According to the paper, Scotland has a reported “four years” to comply with seal cull quotas we found no trace of. The deadlines for other salmon-producing countries — if they exist — were not reported.
Meanwhile, NOAA says sea lions in a typical American spring eat 10,000 adult Chinook salmon, or three percent of returning fish, so the agency allows five-year licenses for what it calls their “lethal removal to prevent these (salmon) stocks from becoming further depressed”.
NOAA has allowed U.S. states to kill as many as 92 California sea lions each year for five years at a time. In all, 100 seals were said by the paper to have been shot in the U.K. in 2016.
So, who’ll ban whom?
For now, the RSPCA will reportedly point fish farmers and activists to new, non-lethal measures to keep the cute marine mammals away from pens: acoustic deterrent devices, or ADDs, and anti-predator nets.

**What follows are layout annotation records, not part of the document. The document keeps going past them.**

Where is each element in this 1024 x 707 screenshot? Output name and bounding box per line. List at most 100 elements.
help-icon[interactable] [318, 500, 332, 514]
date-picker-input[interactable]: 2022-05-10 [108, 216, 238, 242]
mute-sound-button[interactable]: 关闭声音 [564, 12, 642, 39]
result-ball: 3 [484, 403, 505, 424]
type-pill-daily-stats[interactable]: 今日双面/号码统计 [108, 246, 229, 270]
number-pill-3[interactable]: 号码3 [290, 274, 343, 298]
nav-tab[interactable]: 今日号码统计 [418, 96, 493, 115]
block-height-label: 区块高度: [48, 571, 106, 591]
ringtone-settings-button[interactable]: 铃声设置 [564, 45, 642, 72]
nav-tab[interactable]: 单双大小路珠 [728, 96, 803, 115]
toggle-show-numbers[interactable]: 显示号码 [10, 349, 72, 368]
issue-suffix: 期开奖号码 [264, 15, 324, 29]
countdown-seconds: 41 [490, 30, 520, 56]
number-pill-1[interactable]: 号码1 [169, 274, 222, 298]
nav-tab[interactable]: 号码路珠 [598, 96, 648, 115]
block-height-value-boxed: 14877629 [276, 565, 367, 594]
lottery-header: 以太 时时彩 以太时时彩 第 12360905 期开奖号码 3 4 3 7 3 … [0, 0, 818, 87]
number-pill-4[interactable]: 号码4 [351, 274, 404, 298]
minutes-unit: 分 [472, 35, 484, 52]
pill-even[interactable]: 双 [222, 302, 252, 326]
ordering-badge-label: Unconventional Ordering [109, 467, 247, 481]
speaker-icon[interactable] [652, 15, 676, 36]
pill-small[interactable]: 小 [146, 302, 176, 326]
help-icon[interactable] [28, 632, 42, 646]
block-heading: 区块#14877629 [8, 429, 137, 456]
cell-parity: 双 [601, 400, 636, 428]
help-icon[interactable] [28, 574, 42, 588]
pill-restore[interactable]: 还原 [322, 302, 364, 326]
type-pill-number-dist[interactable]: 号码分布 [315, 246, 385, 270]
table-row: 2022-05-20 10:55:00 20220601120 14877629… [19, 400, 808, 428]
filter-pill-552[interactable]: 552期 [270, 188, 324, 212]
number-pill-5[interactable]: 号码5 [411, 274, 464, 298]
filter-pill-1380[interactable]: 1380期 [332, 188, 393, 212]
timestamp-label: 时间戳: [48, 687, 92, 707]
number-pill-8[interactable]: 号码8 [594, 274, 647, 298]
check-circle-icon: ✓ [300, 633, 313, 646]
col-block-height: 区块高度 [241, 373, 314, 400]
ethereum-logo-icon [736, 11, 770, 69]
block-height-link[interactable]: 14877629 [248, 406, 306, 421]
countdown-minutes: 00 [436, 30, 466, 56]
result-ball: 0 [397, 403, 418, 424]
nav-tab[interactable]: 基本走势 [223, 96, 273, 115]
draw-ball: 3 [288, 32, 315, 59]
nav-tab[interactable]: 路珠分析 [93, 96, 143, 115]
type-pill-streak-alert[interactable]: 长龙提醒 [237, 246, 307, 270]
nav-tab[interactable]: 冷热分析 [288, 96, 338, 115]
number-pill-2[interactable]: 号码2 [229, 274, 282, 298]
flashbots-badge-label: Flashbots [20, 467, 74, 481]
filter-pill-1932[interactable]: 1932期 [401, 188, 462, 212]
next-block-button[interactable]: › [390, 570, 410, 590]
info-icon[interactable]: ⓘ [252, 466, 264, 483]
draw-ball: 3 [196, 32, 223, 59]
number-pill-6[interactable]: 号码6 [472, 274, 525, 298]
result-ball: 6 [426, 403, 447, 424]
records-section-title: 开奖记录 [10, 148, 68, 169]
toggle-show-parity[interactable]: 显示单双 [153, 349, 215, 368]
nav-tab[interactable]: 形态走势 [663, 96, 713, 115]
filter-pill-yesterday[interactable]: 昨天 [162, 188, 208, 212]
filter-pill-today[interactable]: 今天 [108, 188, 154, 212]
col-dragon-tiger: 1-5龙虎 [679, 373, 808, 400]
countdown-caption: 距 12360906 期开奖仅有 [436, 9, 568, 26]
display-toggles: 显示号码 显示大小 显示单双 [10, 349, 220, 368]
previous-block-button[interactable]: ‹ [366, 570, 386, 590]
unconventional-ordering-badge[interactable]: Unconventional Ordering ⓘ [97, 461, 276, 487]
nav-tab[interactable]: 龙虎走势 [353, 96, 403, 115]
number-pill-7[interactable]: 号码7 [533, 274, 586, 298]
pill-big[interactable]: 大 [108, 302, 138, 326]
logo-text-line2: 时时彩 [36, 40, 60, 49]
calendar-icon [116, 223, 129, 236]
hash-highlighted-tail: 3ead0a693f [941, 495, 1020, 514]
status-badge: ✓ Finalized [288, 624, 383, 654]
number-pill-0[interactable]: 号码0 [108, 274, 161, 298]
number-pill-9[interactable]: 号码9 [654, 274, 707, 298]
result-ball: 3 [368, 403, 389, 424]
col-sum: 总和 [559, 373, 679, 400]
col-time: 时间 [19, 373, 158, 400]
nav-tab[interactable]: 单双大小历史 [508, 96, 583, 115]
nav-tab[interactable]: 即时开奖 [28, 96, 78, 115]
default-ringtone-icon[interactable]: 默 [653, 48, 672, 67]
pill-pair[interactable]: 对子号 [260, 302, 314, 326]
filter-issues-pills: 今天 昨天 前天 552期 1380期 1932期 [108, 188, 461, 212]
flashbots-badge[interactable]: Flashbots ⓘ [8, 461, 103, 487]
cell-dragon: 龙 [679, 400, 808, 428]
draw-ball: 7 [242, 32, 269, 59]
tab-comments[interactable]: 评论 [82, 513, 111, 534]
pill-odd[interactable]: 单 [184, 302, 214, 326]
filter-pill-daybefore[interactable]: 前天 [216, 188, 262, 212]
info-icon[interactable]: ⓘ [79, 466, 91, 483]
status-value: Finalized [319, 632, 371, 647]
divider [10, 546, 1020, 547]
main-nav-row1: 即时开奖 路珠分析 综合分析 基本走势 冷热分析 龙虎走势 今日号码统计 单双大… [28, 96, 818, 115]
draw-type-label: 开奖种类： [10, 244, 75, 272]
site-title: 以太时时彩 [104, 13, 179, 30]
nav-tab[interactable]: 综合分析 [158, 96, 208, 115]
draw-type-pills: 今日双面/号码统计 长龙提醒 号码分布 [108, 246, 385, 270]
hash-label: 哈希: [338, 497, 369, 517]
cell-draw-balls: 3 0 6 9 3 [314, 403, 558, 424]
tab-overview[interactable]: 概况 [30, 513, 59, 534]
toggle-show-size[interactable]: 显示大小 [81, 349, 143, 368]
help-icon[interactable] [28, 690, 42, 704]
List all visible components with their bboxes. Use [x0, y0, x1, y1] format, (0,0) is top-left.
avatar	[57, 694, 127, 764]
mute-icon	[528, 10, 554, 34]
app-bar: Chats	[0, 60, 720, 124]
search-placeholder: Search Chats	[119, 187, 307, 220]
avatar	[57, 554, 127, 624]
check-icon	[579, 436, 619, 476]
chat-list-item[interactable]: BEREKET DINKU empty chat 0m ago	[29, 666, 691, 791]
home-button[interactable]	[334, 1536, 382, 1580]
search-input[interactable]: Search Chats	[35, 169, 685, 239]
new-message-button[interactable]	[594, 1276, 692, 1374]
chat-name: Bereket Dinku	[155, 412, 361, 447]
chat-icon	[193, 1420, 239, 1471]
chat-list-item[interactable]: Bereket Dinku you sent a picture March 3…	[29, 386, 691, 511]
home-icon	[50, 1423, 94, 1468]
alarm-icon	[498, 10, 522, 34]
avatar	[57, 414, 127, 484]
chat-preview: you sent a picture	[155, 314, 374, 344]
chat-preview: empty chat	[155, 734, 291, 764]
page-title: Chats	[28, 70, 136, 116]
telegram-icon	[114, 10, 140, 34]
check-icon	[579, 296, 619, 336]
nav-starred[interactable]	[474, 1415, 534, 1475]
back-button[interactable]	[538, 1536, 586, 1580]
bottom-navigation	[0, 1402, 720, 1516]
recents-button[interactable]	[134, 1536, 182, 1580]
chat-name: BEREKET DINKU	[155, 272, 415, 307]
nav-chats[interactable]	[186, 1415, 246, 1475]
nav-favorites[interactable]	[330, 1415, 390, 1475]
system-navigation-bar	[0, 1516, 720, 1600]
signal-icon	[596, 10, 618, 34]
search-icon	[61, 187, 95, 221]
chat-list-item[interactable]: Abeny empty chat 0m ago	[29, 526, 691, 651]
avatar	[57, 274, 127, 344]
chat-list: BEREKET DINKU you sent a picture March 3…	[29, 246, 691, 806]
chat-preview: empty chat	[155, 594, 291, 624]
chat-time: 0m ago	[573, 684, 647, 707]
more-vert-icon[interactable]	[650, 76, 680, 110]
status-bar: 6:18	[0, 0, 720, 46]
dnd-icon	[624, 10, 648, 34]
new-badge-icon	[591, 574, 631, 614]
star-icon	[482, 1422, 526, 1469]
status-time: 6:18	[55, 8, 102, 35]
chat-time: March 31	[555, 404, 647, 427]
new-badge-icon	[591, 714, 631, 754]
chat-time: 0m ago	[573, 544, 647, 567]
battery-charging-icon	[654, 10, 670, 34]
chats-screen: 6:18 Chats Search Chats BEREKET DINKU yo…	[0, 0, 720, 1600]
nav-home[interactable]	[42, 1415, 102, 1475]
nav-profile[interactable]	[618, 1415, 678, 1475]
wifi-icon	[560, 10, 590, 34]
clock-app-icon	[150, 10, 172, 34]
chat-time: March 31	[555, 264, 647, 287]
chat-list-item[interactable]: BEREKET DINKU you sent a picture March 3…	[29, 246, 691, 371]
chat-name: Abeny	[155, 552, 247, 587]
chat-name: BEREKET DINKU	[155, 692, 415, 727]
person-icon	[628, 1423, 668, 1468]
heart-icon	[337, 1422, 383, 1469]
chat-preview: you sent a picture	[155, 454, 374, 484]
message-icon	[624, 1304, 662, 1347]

“In some exceptional cases, and as a last resort only — and where the welfare of the fish has been compromised — it may be necessary to (shoot) a seal to protect the welfare of the fish,” the RSPCA reportedly said. Scottish regulators, too, have enshrined in fish-farming licenses the allowed killing of what has become eight seals a month, the paper wrote.
The industry, meanwhile, has been looking at ADDs, while in Canada, at least, a seal-deterring protocol has long been apart of aquaculture permitting and includes the use of drop nets to catch and remove mammals straying too close.